I've changed my mind. The governing bodies of this country have made too many mistakes to place all the blame on management and unions of the Big Three.

Of course, management is to blame. They were and are overpaid and reluctant to make changes required. They should have seen the green movement on the horizon and started experimentation more seriously sooner. They gave in to the unions while non-union plants were building factories in right to work states. They should have known they couldn't be able to compete on brand name alone. Also they should have seen that quality on many lines was slipping. They should have known they had too many models.

The union got increasingly greedy. They wanted high pay now and higher benefits now, like health benefits, longer vacations and days off, full or almost full pay for those laid off for possible recall and fat retirement checks. Union bosses should have seen the mistakes management was making and demanded more say in management. But as long as the unions unpublished motto is "We don't care what you build, just build it, we need jobs". That is the union motto. Demanding that management keep everybody employed is part of the problem at GM. Facts are still facts, even if denied.

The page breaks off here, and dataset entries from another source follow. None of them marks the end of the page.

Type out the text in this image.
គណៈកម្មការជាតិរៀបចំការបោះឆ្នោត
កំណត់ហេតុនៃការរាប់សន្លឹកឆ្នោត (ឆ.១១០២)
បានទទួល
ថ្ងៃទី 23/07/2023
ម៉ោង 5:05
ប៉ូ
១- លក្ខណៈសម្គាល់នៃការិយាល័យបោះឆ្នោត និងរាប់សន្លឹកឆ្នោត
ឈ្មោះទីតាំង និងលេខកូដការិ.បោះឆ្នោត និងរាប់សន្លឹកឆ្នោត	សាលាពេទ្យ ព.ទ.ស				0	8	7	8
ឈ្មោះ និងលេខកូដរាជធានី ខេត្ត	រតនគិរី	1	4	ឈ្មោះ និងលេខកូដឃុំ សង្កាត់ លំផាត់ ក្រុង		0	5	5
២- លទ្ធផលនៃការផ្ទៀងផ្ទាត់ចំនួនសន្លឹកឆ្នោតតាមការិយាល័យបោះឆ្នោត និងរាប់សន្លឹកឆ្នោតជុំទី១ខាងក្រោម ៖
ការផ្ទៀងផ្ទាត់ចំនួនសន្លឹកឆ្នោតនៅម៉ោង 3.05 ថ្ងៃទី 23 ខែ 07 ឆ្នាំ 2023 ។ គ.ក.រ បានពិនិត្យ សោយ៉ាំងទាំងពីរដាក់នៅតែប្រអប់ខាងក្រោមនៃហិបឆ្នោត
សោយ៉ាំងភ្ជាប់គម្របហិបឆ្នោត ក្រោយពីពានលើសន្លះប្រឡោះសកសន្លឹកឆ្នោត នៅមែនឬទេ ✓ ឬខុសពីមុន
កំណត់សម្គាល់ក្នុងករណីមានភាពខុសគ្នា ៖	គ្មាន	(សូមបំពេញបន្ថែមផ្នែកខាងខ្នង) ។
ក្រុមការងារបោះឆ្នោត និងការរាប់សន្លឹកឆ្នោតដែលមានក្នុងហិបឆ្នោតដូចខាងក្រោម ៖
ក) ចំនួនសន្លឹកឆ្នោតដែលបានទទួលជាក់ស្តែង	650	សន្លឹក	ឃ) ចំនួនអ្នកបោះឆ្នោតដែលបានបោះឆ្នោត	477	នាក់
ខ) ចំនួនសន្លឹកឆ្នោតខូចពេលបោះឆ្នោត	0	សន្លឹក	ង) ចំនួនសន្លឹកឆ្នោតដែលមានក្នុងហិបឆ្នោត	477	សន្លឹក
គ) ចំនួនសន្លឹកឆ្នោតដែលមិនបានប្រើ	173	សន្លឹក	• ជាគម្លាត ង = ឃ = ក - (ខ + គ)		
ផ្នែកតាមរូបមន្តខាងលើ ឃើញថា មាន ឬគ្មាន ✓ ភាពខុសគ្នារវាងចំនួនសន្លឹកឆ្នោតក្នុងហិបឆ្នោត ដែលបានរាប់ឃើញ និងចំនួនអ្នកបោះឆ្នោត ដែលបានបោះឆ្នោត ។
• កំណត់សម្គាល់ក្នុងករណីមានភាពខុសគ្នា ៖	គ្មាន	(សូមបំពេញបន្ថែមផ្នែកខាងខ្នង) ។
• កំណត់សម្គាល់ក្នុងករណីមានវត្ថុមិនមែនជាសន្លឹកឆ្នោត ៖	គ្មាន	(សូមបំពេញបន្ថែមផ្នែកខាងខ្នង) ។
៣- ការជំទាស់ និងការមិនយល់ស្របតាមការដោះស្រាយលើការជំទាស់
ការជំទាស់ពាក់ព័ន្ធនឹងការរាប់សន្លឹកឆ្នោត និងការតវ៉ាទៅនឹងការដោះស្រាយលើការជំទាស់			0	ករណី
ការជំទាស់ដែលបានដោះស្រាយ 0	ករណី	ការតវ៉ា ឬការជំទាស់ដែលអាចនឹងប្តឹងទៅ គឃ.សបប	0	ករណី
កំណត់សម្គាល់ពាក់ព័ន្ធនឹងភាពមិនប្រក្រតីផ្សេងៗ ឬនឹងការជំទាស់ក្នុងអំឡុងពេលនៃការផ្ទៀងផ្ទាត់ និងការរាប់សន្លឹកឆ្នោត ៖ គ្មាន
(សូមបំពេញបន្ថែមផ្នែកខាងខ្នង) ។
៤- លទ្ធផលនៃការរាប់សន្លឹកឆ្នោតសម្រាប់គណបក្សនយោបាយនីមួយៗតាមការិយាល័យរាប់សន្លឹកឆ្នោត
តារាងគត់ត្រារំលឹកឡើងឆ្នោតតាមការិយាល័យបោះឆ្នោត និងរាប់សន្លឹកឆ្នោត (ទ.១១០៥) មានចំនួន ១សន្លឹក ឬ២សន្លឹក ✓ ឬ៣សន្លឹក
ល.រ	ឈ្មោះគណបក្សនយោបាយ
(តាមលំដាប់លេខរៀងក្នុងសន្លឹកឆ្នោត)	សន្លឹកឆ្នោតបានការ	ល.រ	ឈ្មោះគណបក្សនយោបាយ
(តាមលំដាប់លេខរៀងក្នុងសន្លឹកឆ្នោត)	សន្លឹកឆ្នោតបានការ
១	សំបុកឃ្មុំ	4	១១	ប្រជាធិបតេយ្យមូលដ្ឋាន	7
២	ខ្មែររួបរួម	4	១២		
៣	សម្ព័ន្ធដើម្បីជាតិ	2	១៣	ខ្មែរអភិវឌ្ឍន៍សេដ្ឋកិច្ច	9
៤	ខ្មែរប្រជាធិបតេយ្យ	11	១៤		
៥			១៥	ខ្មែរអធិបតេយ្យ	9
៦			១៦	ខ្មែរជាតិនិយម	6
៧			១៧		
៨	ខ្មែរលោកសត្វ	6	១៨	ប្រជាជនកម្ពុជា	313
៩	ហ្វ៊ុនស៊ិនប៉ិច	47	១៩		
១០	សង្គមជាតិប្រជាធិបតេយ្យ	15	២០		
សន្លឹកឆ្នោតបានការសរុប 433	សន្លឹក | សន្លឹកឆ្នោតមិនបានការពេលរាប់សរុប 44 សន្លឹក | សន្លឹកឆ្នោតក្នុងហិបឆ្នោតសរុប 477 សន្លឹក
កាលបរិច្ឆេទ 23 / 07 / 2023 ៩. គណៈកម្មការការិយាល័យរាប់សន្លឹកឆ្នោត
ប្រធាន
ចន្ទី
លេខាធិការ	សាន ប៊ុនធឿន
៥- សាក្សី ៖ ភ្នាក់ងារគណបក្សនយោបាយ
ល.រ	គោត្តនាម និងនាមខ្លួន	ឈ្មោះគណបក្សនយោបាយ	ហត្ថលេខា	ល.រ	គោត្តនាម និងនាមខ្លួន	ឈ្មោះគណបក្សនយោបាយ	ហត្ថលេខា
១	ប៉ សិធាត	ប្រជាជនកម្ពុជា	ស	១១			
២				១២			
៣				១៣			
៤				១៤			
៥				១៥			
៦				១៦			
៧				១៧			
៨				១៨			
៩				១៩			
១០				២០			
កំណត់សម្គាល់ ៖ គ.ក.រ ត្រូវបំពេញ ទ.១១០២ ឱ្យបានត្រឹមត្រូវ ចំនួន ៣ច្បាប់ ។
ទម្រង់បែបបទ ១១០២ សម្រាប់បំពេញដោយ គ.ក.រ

Seniority rules has never worked in any type of organization. Quick learners with enthusiasm and good attitude make just as good or better workers than those who get complacent and come to work only for a paycheck. When one's job is guaranteed, one becomes more complacent. I know, I've been there. I owned more than one struggling yet successful business.

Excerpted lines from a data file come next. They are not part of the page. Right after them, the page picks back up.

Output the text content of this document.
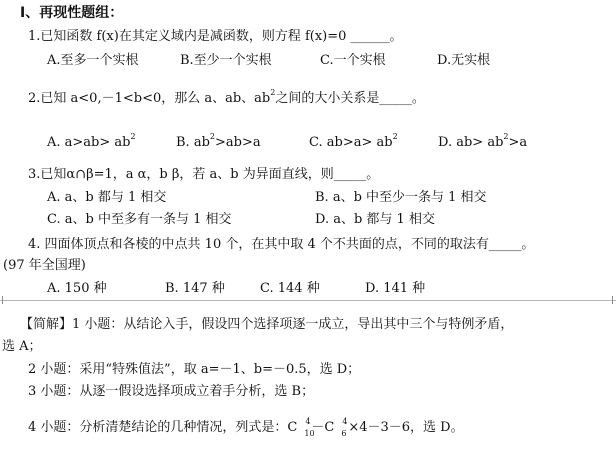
Ⅰ、再现性题组：
1.已知函数 f(x)在其定义域内是减函数，则方程 f(x)=0 ______。
A.至多一个实根	B.至少一个实根	C.一个实根	D.无实根
2.已知 a<0,－1<b<0，那么 a、ab、$ab^2$之间的大小关系是_____。
A. $a>ab> ab^2$	B. $ab^2>ab>a$	C. $ab>a> ab^2$	D. $ab> ab^2>a$
3.已知α∩β=1，a α，b β，若 a、b 为异面直线，则_____。
A. a、b 都与 1 相交	B. a、b 中至少一条与 1 相交
C. a、b 中至多有一条与 1 相交	D. a、b 都与 1 相交
4. 四面体顶点和各棱的中点共 10 个，在其中取 4 个不共面的点，不同的取法有_____。
(97 年全国理)
A. 150 种	B. 147 种	C. 144 种	D. 141 种
【简解】1 小题：从结论入手，假设四个选择项逐一成立，导出其中三个与特例矛盾，
选 A；
2 小题：采用“特殊值法”，取 a=－1、b=－0.5，选 D；
3 小题：从逐一假设选择项成立着手分析，选 B；
4 小题：分析清楚结论的几种情况，列式是：C 4
10
－C 4
6 ×4－3－6，选 D。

And the governments blame: I don't know where to start. All kind of mandates on building green cars when there was no clamboring public demand to buy them. There was no way these cars could be sold at a profit. Why would I want to buy a plug-in half gas-half battery, no pick-up speed and more costly than the brand of vehicle I've been buying for years. Fas in the U.S is almost $5 dollars a gallon cheaper then gas in Europe.

Workplace restrictions, tort lawsuits, health costs that the government is responsible for letting get out of sight. Allowing the radical environmentalists to force restrictions on the manufacturers that other countries do not have.

And the mandate to use over-subsidized ethanol. And the restrictions on selling a good selling brand in other countries but not allowing that brand to be sold in the U.S.

They are all at fault. And we've gone to far to subsidize anything that has a powerful lobby. Now we are in a real dilemma. Causing more than one of these companies to go bankrupt would throw this country nto a further recession. Mexico where thousands are employed by the Big Three or the subsidiaries and suppliers would throw that country into a worse recession.

Since i blogged, "let them go bankrupt", many things have changed including the election of a new president, the president-elect connections with Gov. Blago, Bill Clinton's and Al Gore's new roles, a couple of cabinet picks that should concern many of us, and worries about who he has yet to select for cabinet posts, old or new posts.

All this plus what appears to be a continuing recession in most of the world.

As we say in Peoria County, approve with restrictions; make these restrictions mandatory on all concerned and FOLLOW THROUGH, that means the manufacturers, the government, the union , the stockholders and the public to enforce these restrictions.

Plus the new regime should greatly increase the search for oil in our own country while the green car research accelerates.

At this point in time we can afford no bankruptcy as catastrophic as the demise of more than possibly one of the Big 3 before next summer. Prolonging the debacle? I say only way to go at this point of destruction. Bankruptcy now is not an option. But the "boys" in D.C. may force this situation into the worst of all situations; partisan politics.